The funny thing was that the Parliamentary Labour Party is somewhat short on libertarian toughies and long on kindly Methody preachers - and loads of them hated Blackjack Lil's Bill. Obviously including Gordon, who is becoming more holier-than-thou with every passing day.

The fact that he suddenly said he wasn't going to let Manchester have its super-casino didn't worry me: I've lived in Manchester. Its unique quality of life is not going to be improved any by having a super-casino, and, anyway, I was more of a Blackpool girl.

What does fret me is the muddled thinking over the e-casinos. The Department of Culture, Media and Sport (no longer run by the witless Jowell, who can't even cope with her own mortgage forms, let alone the billions wasted by the department) has spent a shedload of my money on a website explaining how it will regulate online casino and betting sites.

The website offers operators based in the European Economic Association the opportunity to apply for a British licence. This licence will prove to the punter that the site is legitimate, lawful and effectively regulated. It will make sure that he is over 18. It will tell him (should he find himself becoming worryingly addicted to online gambling) how he can obtain caring and non-judgmental help, via links to Gamcare, the online helpline.

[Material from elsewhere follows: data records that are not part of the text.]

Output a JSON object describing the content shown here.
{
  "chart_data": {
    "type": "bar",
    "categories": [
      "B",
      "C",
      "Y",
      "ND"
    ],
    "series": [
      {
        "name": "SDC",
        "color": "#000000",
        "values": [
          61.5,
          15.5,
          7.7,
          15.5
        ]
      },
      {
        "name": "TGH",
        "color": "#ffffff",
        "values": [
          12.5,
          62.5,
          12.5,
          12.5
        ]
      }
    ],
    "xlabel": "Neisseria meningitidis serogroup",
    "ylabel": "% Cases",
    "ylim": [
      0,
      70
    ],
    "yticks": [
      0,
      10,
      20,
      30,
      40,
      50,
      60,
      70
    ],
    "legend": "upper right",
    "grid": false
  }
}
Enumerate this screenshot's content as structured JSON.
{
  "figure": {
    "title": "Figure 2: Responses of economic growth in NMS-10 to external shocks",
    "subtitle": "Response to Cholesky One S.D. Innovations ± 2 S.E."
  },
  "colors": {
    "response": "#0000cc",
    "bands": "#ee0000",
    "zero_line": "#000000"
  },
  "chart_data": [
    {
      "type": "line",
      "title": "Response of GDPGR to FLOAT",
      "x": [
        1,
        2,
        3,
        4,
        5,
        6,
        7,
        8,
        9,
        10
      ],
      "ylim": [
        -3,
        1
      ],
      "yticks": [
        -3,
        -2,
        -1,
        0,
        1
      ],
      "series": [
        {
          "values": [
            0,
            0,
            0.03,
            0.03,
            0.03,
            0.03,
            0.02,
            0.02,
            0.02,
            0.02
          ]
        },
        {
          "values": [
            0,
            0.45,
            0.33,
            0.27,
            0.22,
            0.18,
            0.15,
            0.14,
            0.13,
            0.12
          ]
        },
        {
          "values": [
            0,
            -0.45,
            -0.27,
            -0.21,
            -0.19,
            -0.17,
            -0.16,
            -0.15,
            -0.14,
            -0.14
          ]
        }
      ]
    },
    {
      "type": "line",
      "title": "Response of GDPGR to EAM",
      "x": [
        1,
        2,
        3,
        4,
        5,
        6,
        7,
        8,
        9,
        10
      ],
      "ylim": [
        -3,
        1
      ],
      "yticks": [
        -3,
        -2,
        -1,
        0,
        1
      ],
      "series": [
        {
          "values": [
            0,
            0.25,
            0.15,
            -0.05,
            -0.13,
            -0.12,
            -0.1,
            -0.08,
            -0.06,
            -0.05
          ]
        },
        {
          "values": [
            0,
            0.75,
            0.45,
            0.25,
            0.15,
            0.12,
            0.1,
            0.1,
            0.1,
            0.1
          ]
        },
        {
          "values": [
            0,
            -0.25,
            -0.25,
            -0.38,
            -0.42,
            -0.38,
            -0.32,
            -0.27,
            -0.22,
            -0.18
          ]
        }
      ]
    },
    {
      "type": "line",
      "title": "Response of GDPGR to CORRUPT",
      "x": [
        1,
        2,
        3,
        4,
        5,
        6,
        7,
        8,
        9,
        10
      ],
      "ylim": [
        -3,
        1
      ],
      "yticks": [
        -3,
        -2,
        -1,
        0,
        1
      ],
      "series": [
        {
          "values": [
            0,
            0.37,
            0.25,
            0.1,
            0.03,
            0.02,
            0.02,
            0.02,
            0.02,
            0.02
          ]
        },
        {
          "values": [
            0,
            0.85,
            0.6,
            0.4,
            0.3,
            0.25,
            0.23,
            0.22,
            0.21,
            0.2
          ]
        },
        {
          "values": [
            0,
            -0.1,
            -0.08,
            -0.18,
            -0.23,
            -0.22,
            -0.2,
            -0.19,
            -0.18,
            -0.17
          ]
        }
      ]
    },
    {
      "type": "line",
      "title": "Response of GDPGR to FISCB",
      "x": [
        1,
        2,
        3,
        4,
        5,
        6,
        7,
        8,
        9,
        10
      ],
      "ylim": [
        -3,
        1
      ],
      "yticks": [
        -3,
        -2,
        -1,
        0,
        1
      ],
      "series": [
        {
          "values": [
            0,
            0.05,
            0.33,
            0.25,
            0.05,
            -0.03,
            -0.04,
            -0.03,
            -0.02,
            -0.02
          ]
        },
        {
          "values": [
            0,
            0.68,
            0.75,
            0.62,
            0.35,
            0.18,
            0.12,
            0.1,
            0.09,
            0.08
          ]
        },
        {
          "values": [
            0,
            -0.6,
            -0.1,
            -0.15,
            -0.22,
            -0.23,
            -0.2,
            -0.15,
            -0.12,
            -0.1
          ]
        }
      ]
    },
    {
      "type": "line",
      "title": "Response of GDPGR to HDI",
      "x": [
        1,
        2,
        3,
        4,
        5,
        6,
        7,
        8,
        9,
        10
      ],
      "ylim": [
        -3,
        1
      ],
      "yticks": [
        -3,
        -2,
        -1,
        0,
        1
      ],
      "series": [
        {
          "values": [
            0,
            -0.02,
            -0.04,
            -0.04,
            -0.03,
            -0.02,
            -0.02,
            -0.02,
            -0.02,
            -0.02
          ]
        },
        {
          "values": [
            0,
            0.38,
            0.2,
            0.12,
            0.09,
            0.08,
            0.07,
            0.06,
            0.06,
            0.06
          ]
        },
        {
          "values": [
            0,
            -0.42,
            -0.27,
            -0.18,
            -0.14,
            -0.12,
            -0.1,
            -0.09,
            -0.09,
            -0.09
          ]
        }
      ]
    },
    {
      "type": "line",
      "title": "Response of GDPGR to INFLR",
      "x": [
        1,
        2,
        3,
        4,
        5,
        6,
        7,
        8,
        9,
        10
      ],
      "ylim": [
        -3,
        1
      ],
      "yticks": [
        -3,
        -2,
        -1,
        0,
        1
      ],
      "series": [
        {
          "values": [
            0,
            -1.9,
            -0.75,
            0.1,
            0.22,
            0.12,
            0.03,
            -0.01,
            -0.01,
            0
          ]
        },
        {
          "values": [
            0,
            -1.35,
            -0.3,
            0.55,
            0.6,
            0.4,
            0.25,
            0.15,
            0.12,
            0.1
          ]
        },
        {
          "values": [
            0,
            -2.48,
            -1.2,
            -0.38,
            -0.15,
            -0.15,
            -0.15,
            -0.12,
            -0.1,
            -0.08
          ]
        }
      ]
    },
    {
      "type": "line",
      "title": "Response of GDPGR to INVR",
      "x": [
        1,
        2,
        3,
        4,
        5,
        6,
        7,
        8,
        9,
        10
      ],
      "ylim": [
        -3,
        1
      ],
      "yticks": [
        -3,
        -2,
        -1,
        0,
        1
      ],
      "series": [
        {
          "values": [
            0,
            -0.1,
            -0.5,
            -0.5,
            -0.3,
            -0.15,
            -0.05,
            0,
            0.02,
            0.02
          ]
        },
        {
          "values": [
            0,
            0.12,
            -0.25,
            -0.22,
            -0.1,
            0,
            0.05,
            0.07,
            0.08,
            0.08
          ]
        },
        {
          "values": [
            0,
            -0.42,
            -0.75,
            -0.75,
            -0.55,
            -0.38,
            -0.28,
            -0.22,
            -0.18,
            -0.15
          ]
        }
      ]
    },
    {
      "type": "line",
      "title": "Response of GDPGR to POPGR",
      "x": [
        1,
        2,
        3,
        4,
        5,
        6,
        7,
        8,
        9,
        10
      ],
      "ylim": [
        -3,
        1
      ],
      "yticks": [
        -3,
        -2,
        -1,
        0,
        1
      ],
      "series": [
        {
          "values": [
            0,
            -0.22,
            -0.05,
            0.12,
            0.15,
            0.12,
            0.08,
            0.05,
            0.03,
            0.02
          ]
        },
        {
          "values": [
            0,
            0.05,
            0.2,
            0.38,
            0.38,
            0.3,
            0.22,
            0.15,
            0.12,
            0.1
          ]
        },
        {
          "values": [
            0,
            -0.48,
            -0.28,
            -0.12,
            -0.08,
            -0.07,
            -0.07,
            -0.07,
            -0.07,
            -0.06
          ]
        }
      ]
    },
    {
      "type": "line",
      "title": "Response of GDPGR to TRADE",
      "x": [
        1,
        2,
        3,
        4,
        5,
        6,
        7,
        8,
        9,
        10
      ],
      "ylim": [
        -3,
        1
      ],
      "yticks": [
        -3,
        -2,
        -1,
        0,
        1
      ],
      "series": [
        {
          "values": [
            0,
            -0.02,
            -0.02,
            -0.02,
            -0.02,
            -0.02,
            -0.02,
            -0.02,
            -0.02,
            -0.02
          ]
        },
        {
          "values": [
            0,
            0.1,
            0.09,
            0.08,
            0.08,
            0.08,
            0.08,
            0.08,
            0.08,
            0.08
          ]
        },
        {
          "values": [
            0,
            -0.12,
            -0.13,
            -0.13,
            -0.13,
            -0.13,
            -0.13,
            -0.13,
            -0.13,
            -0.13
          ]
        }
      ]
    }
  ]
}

It will also mean that the e-casino operators can run television advertisements for the first time actually showing grown-ups playing poker. (However, the actors must all be over 25 and the ads must not link gambling to sexual success.)

The point of the British licence is to encourage the world's casino websites to base themselves here, where they can be diligently regulated night and day by 50 compliance managers newly recruited for the Department of Culture, Media and Sport. But of the thousands of online casino operators worldwide, only a handful - 14 the last time I looked - have applied for one.

Why? Because Brown decided to tax all British-based betting and casino sites at 15 per cent of gross profits. Not surprisingly, they have chosen to be based in much lower-taxed places, eg Malta, which taxes at a very acceptable 2.5 per cent.

Ladbrokes has not signed up for a British licence, nor has William Hill, which used to be based in Curacao, but now has moved to Malta. Oh - and since Malta is in the European Economic Association, it will be allowed to advertise on television.

So now we have the most caringly protective online betting regulatory system in the world, hurrah. But none of the big boys will sign up to it. Boo. (The Isle of Man is laughing its head off.)

Of course, the companies that do sign up will be taxed at 15 per cent gross. But there aren't enough of them even to pay the salaries of the 50 new compliance managers recruited for the Department of Culture, Media and Sport.

Funnily enough, anyone who looks up the department's website to get help for his addiction to online gambling will find that the United Kingdom's only (free) residential treatment centre for addicted gamblers is called Gordon House. Piquant, eh?